The whole text was too long to fit in the title. I found this statement without much of a citation or proof:
"The sum of the squared distances from every point to the centroid is equal to sum of the squared distances from each point to each other point, divided by the number of points."
It indeed works with arbitrary toy examples (triangle, square), but I would like to know whether this holds to high dimensional vector spaces, such as a 200 dimensional space filled with word vectors. Furthermore, does it hold with distance or similarity metrics other than euclidean, such as cosine, dot, canberra or bray-curtis?

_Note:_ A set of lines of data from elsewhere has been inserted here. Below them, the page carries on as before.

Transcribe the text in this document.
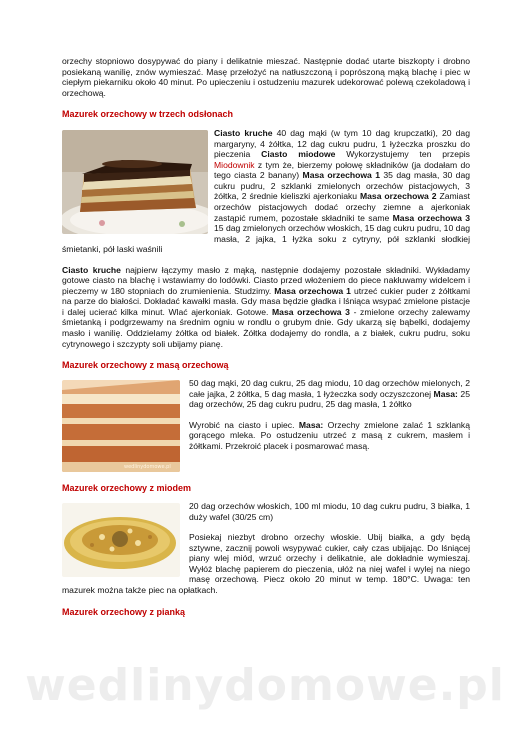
orzechy stopniowo dosypywać do piany i delikatnie mieszać. Następnie dodać utarte biszkopty i drobno posiekaną wanilię, znów wymieszać. Masę przełożyć na natłuszczoną i poprószoną mąką blachę i piec w ciepłym piekarniku około 40 minut. Po upieczeniu i ostudzeniu mazurek udekorować polewą czekoladową i orzechową.

Mazurek orzechowy w trzech odsłonach

Ciasto kruche 40 dag mąki (w tym 10 dag krupczatki), 20 dag margaryny, 4 żółtka, 12 dag cukru pudru, 1 łyżeczka proszku do pieczenia Ciasto miodowe Wykorzystujemy ten przepis Miodownik z tym że, bierzemy połowę składników (ja dodałam do tego ciasta 2 banany) Masa orzechowa 1 35 dag masła, 30 dag cukru pudru, 2 szklanki zmielonych orzechów pistacjowych, 3 żółtka, 2 średnie kieliszki ajerkoniaku Masa orzechowa 2 Zamiast orzechów pistacjowych dodać orzechy ziemne a ajerkoniak zastąpić rumem, pozostałe składniki te same Masa orzechowa 3 15 dag zmielonych orzechów włoskich, 15 dag cukru pudru, 10 dag masła, 2 jajka, 1 łyżka soku z cytryny, pół szklanki słodkiej śmietanki, pół laski waśnili

Ciasto kruche najpierw łączymy masło z mąką, następnie dodajemy pozostałe składniki. Wykładamy gotowe ciasto na blachę i wstawiamy do lodówki. Ciasto przed włożeniem do piece nakłuwamy widelcem i pieczemy w 180 stopniach do zrumienienia. Studzimy. Masa orzechowa 1 utrzeć cukier puder z żółtkami na parze do białości. Dokładać kawałki masła. Gdy masa będzie gładka i lśniąca wsypać zmielone pistacje i dalej ucierać kilka minut. Wlać ajerkoniak. Gotowe. Masa orzechowa 3 - zmielone orzechy zalewamy śmietanką i podgrzewamy na średnim ogniu w rondlu o grubym dnie. Gdy ukarzą się bąbelki, dodajemy masło i wanilię. Oddzielamy żółtka od białek. Żółtka dodajemy do rondla, a z białek, cukru pudru, soku cytrynowego i szczypty soli ubijamy pianę.

Mazurek orzechowy z masą orzechową
wedlinydomowe.pl

50 dag mąki, 20 dag cukru, 25 dag miodu, 10 dag orzechów mielonych, 2 całe jajka, 2 żółtka, 5 dag masła, 1 łyżeczka sody oczyszczonej Masa: 25 dag orzechów, 25 dag cukru pudru, 25 dag masła, 1 żółtko

Wyrobić na ciasto i upiec. Masa: Orzechy zmielone zalać 1 szklanką gorącego mleka. Po ostudzeniu utrzeć z masą z cukrem, masłem i żółtkami. Przekroić placek i posmarować masą.

Mazurek orzechowy z miodem

20 dag orzechów włoskich, 100 ml miodu, 10 dag cukru pudru, 3 białka, 1 duży wafel (30/25 cm)

Posiekaj niezbyt drobno orzechy włoskie. Ubij białka, a gdy będą sztywne, zacznij powoli wsypywać cukier, cały czas ubijając. Do lśniącej piany wlej miód, wrzuć orzechy i delikatnie, ale dokładnie wymieszaj. Wyłóż blachę papierem do pieczenia, ułóż na niej wafel i wylej na niego masę orzechową. Piecz około 20 minut w temp. 180°C. Uwaga: ten mazurek można także piec na opłatkach.

Mazurek orzechowy z pianką
wedlinydomowe.pl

The centroid of a collection of $n$ vectors is just their average: $$\tilde v = \frac 1n \sum_{i = 1}^n v_i$$
To make matters a little easier, we can replace the $v_i$ with $w_i = v_i - \tilde v$, then the $w_i$ form a collection whose centroid happens to be $0$. I.e., $\sum_{i = 1}^n w_i = 0$.

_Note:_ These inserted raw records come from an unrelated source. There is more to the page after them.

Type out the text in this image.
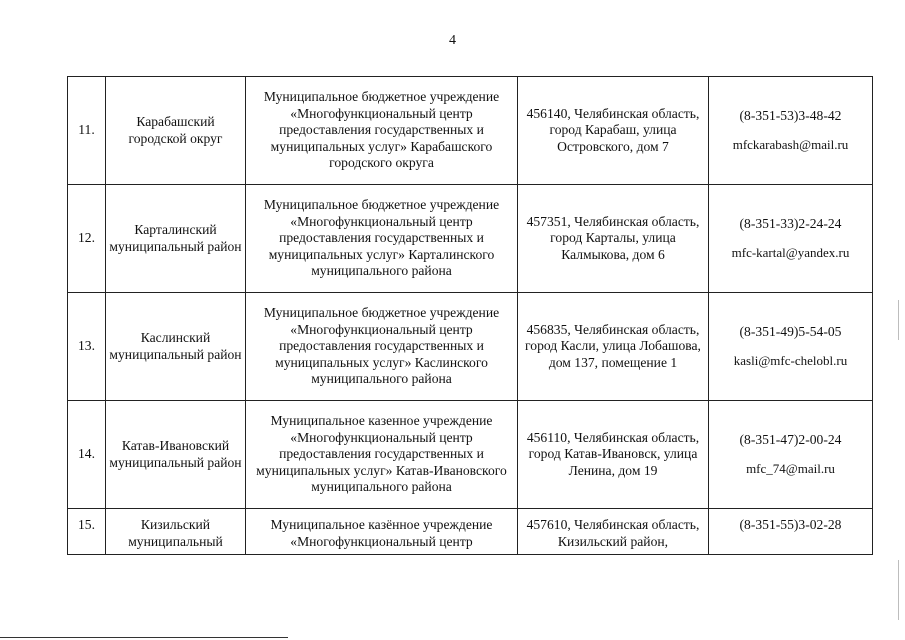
4
11.	Карабашский городской округ	Муниципальное бюджетное учреждение «Многофункциональный центр предоставления государственных и муниципальных услуг» Карабашского городского округа	456140, Челябинская область, город Карабаш, улица Островского, дом 7	(8-351-53)3-48-42
mfckarabash@mail.ru

12.	Карталинский муниципальный район	Муниципальное бюджетное учреждение «Многофункциональный центр предоставления государственных и муниципальных услуг» Карталинского муниципального района	457351, Челябинская область, город Карталы, улица Калмыкова, дом 6	(8-351-33)2-24-24
mfc-kartal@yandex.ru

13.	Каслинский муниципальный район	Муниципальное бюджетное учреждение «Многофункциональный центр предоставления государственных и муниципальных услуг» Каслинского муниципального района	456835, Челябинская область, город Касли, улица Лобашова, дом 137, помещение 1	(8-351-49)5-54-05
kasli@mfc-chelobl.ru

14.	Катав-Ивановский муниципальный район	Муниципальное казенное учреждение «Многофункциональный центр предоставления государственных и муниципальных услуг» Катав-Ивановского муниципального района	456110, Челябинская область, город Катав-Ивановск, улица Ленина, дом 19	(8-351-47)2-00-24
mfc_74@mail.ru

15.	Кизильский муниципальный	Муниципальное казённое учреждение «Многофункциональный центр	457610, Челябинская область, Кизильский район,	(8-351-55)3-02-28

The "squared distance" between two points $u, v$ is the square of the norm of their difference $\|u - v\|^2$ which in an inner-product space is given by the inner product of the vector with itself: $$\begin{align}\|u - v\|^2 &= \langle u-v, u-v\rangle\\&=\langle u, u\rangle - \langle u, v\rangle-\langle v, u\rangle + \langle v, v\rangle\end{align}$$ If the vector space has the real numbers as its scalar field, then $\langle u, v\rangle=\langle v, u\rangle$, and we have $$\|u - v\|^2 = \|u\|^2 + \|v\|^2 - 2\langle u, v\rangle$$
The sum of the distances of all the $w_i$ from each other (which is also the sum of the distances of all the $v_i$ from each other) is given by $\frac 12\sum_{i=1}^n\sum_{j=1}^n \|w_i -w_j\|^2$, where the $\frac 12$ is because each pair of points occurs twice in this double sum. But $$\begin{align}\frac 12\sum_{i=1}^n\sum_{j=1}^n \|w_i -w_j\|^2 &= \frac 12\sum_{i=1}^n\sum_{j=1}^n\bigg( \|w_i\|^2 +\|w_j\|^2 - 2\langle w_i, w_j\rangle\bigg)\\ &=\frac n2\sum_{i=1}^n \|w_i\|^2 + \frac n2\sum_{j=1}^n\|w_j\|^2 - \sum_{i=1}^n\sum_{j=1}^n \langle w_i, w_j\rangle\\ &=n\sum_{i=1}^n \|w_i\|^2 - \sum_{i=1}^n \left\langle w_i, \sum_{j=1}^nw_j\right\rangle\\ &=n\sum_{i=1}^n \|w_i\|^2 - \sum_{i=1}^n\left\langle w_i, 0\right\rangle\\ &= n\sum_{i=1}^n \|w_i\|^2\end{align}$$
So the sum of the squared distances of the $w_i$ from their centroid $0$ is the sum of the squared distances between all the pairs of points divided by their number $n$.
Note that this is very much a property of vector space inner products. It is not going to be true for vector space norms that do not come from inner products. And it is most definitely not going to be true of "metrics" in general. Note also that I didn't make any reference to the dimension of the vector space. It holds in any number of dimensions, including infinite dimensional vector spaces - provided that distance is calculated by an inner product norm. Though I choose to assume a real vector space, the same proof also works for complex vector spaces.
I am not going bother researching these other "metrics" to figure out what they are. Unless they are obtained from an inner product on a vector space by $d(u,v) = \sqrt{\langle u-v, u-v\rangle}$, there is no reason to believe this will work for them. Don't let a similarity in naming conventions lead you astray.